Selon le juge Clément Noel qui prenait la déclaration des deux haitiano-américains qui ont été capturés parmi les mercenaires, ils étaient les traducteurs du commando. James Solages était en mission depuis 1 mois et Joseph Vincent depuis 6 mois. Selon la déclaration de Mr Solages, la mission était de procéder à l’arrestation de Jovenel Moïse et non de le tuer.
Les questions que nous devons nous poser maintenant : comment se fait-il que des ex-militaires bien entraînés qui préparent ce plan minutieux depuis des mois n’ont pas pu élaborer un plan d’évacuation très précis ? Pourquoi toutes ces failles au niveau de la sécurité de la maison du Président ? A qui profite la mort de Jovenel Moïse ? Qui a employé les mercenaires ?
Entre-temps, le premier ministre de facto Claude Joseph déclare que tout est sous contrôle dans le pays.

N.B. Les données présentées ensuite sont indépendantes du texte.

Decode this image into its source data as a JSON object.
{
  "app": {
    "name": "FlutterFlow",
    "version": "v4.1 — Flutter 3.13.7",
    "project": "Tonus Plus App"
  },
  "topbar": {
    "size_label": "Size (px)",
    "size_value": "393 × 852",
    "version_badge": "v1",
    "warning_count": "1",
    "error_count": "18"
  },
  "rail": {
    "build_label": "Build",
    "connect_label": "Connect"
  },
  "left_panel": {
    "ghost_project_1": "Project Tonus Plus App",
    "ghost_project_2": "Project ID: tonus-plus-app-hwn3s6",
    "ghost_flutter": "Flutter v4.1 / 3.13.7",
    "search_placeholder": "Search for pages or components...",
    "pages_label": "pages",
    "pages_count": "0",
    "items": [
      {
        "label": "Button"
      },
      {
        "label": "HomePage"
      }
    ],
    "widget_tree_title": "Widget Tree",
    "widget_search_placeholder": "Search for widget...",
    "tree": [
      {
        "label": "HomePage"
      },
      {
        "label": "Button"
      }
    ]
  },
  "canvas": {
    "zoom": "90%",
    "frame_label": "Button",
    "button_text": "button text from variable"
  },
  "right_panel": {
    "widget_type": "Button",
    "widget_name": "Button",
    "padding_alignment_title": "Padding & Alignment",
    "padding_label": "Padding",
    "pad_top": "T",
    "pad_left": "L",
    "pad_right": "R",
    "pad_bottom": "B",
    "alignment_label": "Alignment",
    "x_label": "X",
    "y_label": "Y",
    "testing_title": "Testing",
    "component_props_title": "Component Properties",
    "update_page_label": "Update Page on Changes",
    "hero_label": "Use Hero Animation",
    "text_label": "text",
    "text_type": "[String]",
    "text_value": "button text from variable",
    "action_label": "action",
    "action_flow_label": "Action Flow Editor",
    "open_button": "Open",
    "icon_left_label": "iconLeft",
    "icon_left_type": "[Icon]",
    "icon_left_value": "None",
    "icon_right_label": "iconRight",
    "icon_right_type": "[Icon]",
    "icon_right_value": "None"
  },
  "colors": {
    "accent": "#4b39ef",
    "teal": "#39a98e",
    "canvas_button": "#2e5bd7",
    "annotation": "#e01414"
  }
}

Quelques heures après sa déclaration d’État de siège, il a ordonné la réouverture de l’Aéroport International Toussaint Louverture et les institutions publiques.
Comme l’a si bien dit Jean-Marie Théodat, professeur à l’Université Panthéon-Sorbonne : « Lorsqu’un chef d’État est mort dans de telles conditions et que celui qui prend le relais nous dit que la situation est sous contrôle, ça ressemble à un coup d’État ».